Trocando em miúdos, o quilo do briquete de madeira reaproveitada custa R$ 0,55 e é necessário meio saco para manter a autonomia do forno por três horas. O saco do originado pelo bagaço da cana-de-açúcar custa R$ 0,45, mas precisa-se de um saco e meio para manter a produção por quatro horas. Nesse caso, apenas um incentivo por parte do estado – ou a própria regulação do mercado, ainda não disseminado – poderia tornar o produto mais competitivo e a cadeia, ainda mais produtiva – e rentável -, da colheita ao “descarte”.

Incentivo – Mas não é apenas no cenário do reaproveitamento que as notícias podem desanimar o produtor. De 2011 para 2014, o preço da saca de 50 kg de açúcar caiu de R$ 70,79 para R$ 50,00. Simultaneamente, o etanol, em todo o país, vem perdendo espaço para a gasolina. Justamente por isso, o mercado fica cada vez mais dependente da subvenção federal de R$ 12 por tonelada produzida, longe de ser suficiente para dar dinamismo ao setor. 

O que pode alterar essa realidade são as promessas de mudança no campo produtivo de combustíveis. No fim de junho, o ministro-chefe da Casa Civil da Presidência da República, Aloizio Mercadante, sinalizou que há intenção do governo em atender o pleito do setor sucrooalcoleiro, em elevar de 25 para 27,5% de etanol anidro na composição da gasolina, mas a definição depende da conclusão de um estudo que atestará se os veículos comportam a ampliação da mistura. Segundo a Casa Civil, o estudo está sendo realizado pelo Instituto Nacional de Metrologia, Qualidade e Tecnologia (Inmetro) e pelo Centro de Pesquisa da Petrobras e deve ficar pronto até agosto deste ano.

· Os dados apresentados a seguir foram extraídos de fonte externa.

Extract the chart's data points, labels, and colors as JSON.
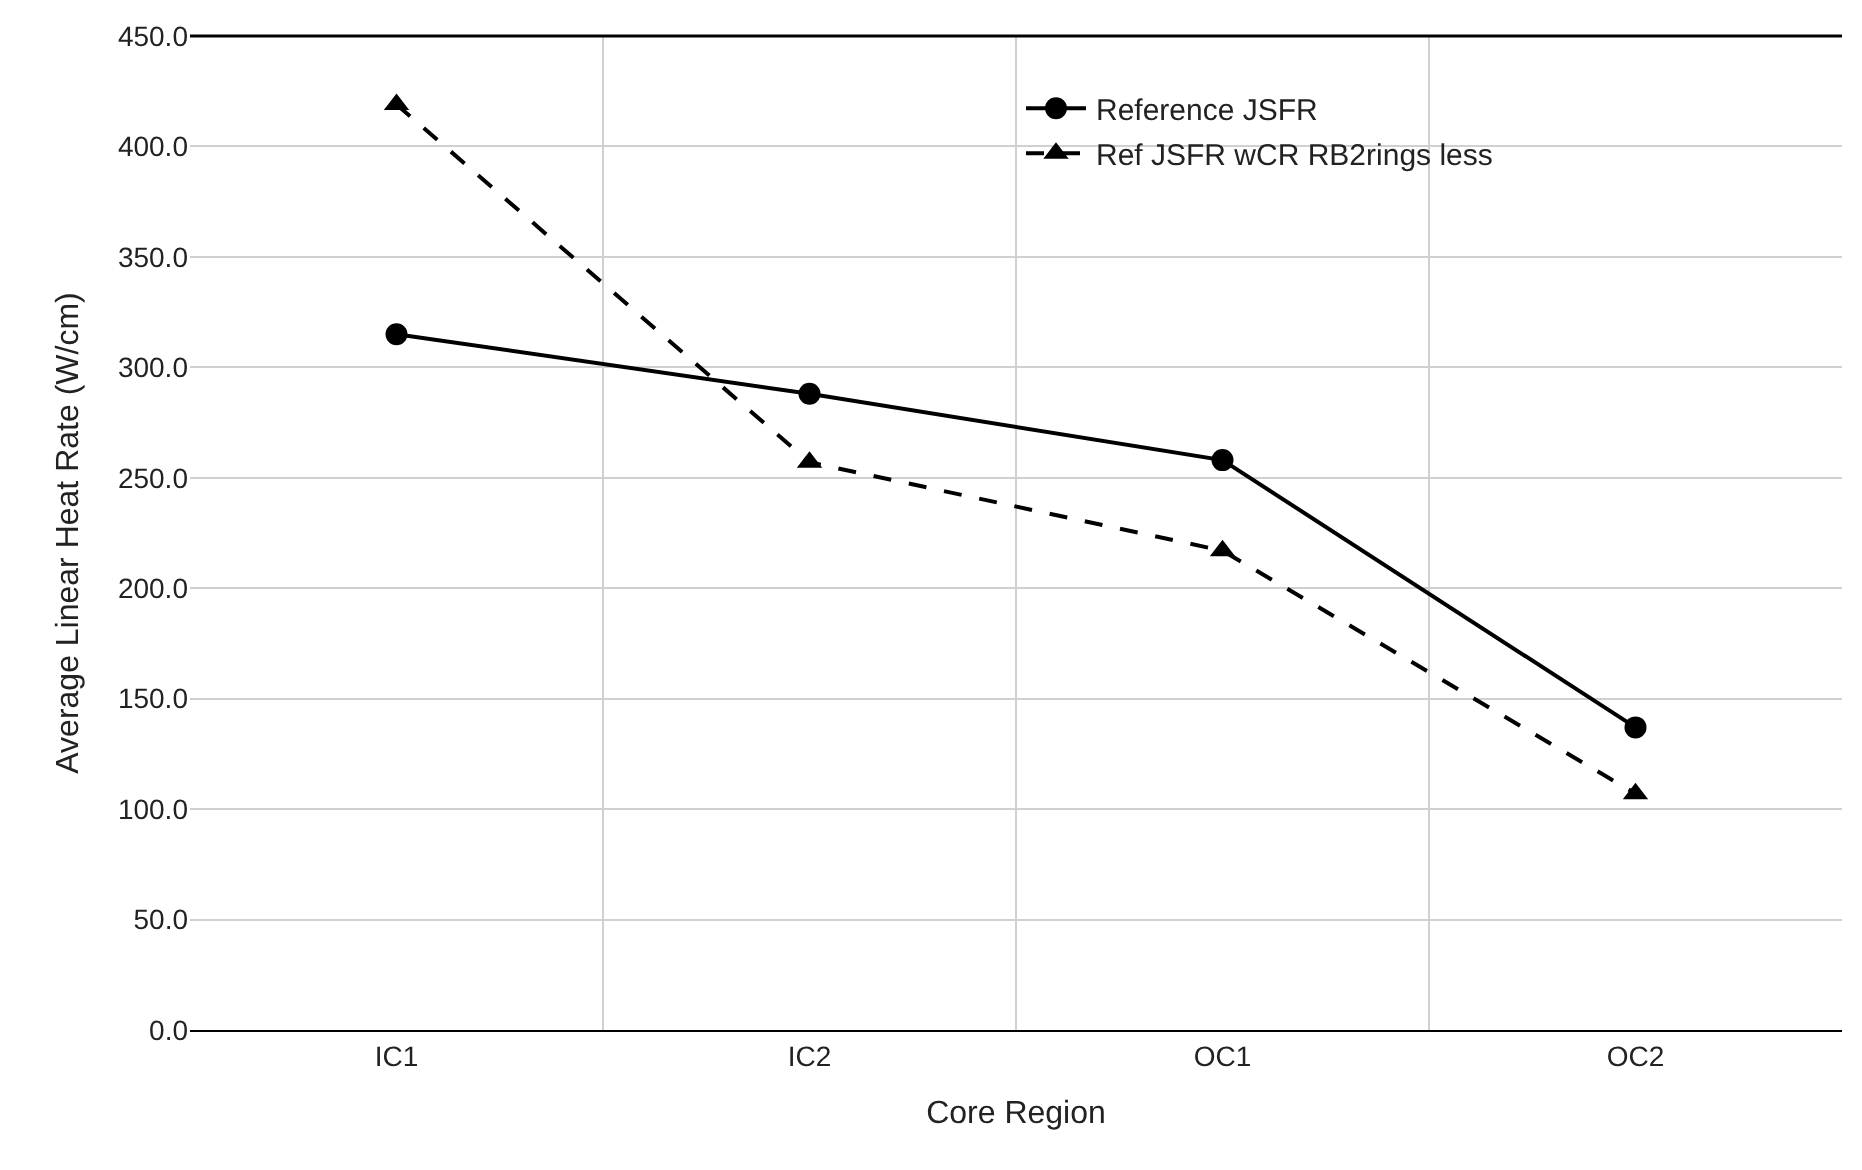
{
  "chart_data": {
    "type": "line",
    "xlabel": "Core Region",
    "ylabel": "Average Linear Heat Rate (W/cm)",
    "categories": [
      "IC1",
      "IC2",
      "OC1",
      "OC2"
    ],
    "series": [
      {
        "name": "Reference JSFR",
        "color": "#000000",
        "values": [
          315,
          288,
          258,
          137
        ],
        "marker": "circle",
        "line_style": "solid"
      },
      {
        "name": "Ref JSFR wCR RB2rings less",
        "color": "#000000",
        "values": [
          419,
          257,
          217,
          107
        ],
        "marker": "triangle",
        "line_style": "dashed"
      }
    ],
    "ylim": [
      0,
      450
    ],
    "yticks": [
      {
        "value": 0,
        "label": "0.0"
      },
      {
        "value": 50,
        "label": "50.0"
      },
      {
        "value": 100,
        "label": "100.0"
      },
      {
        "value": 150,
        "label": "150.0"
      },
      {
        "value": 200,
        "label": "200.0"
      },
      {
        "value": 250,
        "label": "250.0"
      },
      {
        "value": 300,
        "label": "300.0"
      },
      {
        "value": 350,
        "label": "350.0"
      },
      {
        "value": 400,
        "label": "400.0"
      },
      {
        "value": 450,
        "label": "450.0"
      }
    ],
    "grid": true,
    "legend": "top"
  }
}
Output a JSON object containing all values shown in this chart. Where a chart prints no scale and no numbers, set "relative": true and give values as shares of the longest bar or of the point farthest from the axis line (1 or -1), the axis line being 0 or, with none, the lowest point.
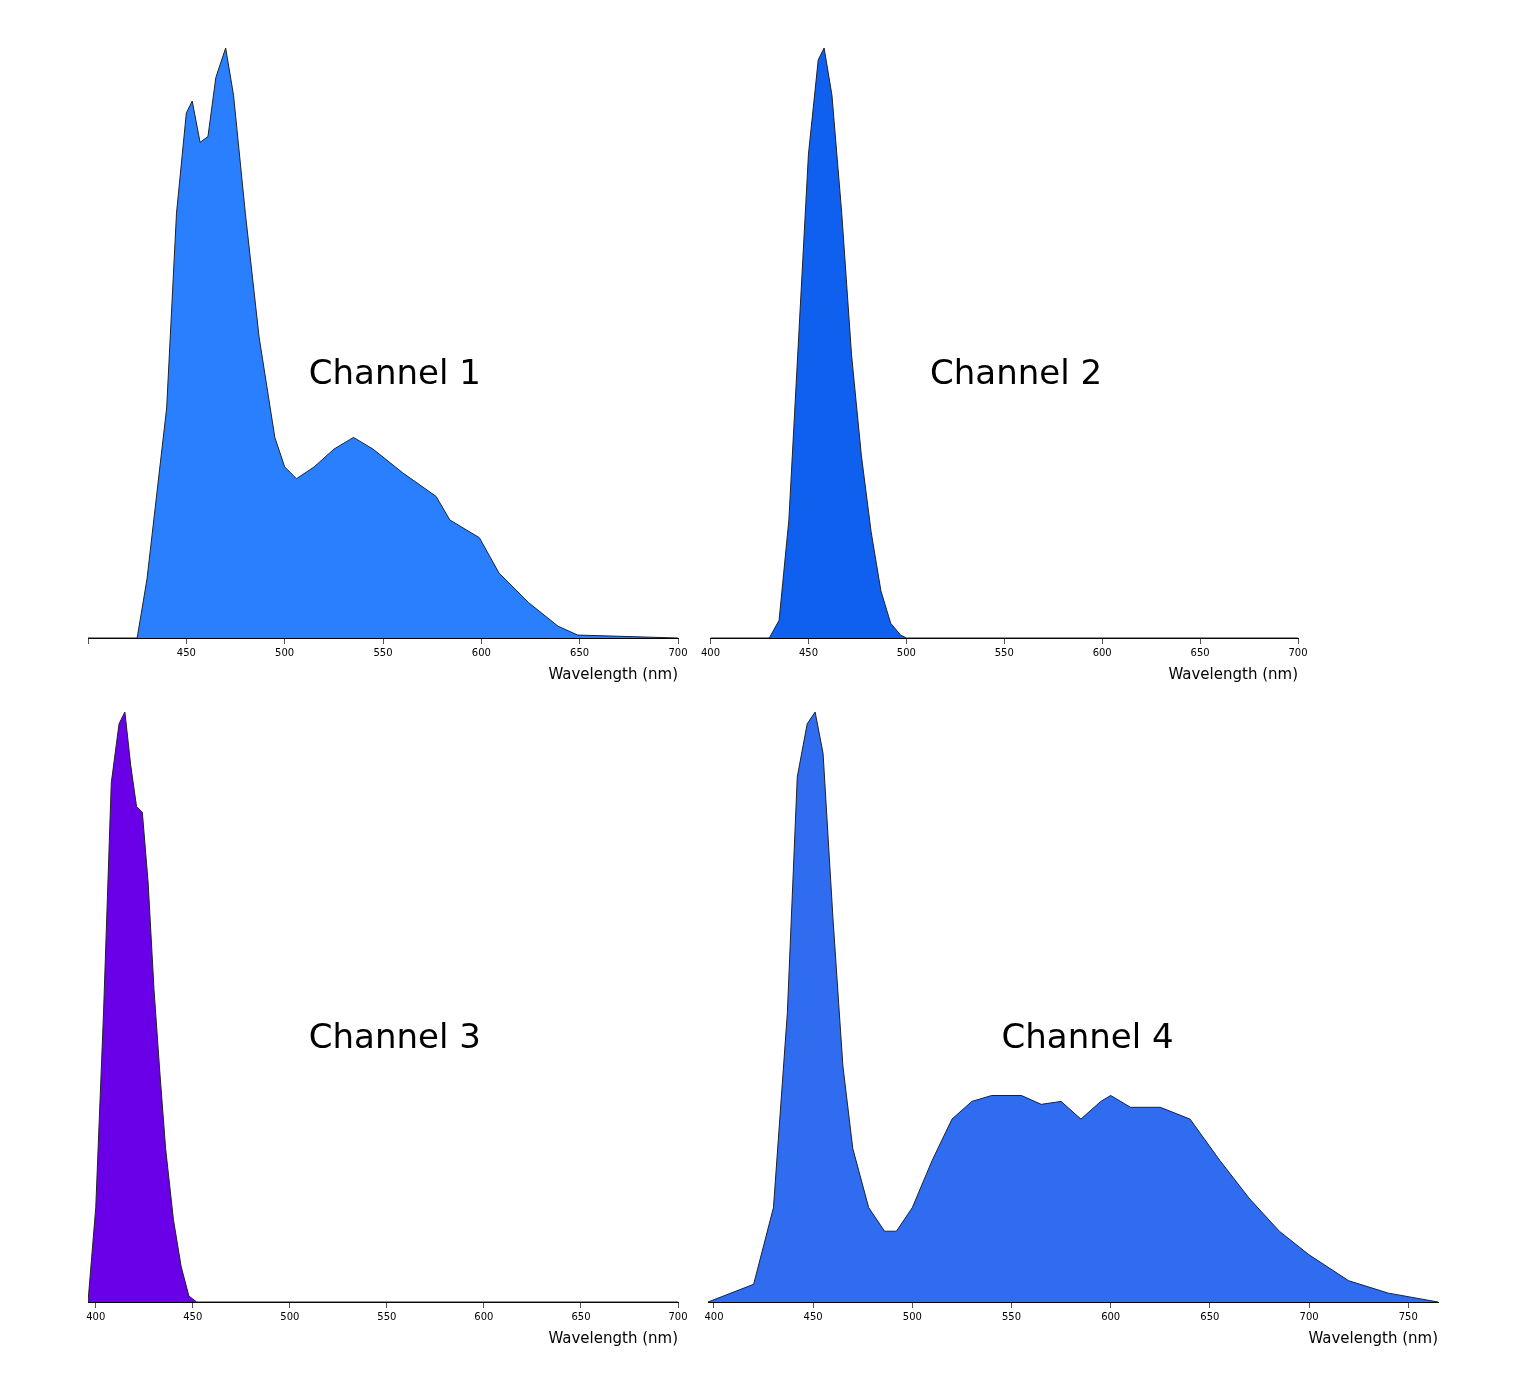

O futuro da cana em Pernambuco, cuja tradição no setor data da época das Capitanias Hereditárias, hoje depende de situações que vão além da iniciativa do produtores. De um lado, por conta dos “homens da lei”, caso resolvam alterar a atual lógica do mercado de combustíveis, o que abriria mais margem de mercado para o setor. De outro, dos céus, em não prolongar uma estiagem durante o período de cultivo, cujos efeitos são ainda mais duradouros que a esperança dos produtores, mesmo quando a chuva teima em não aparecer.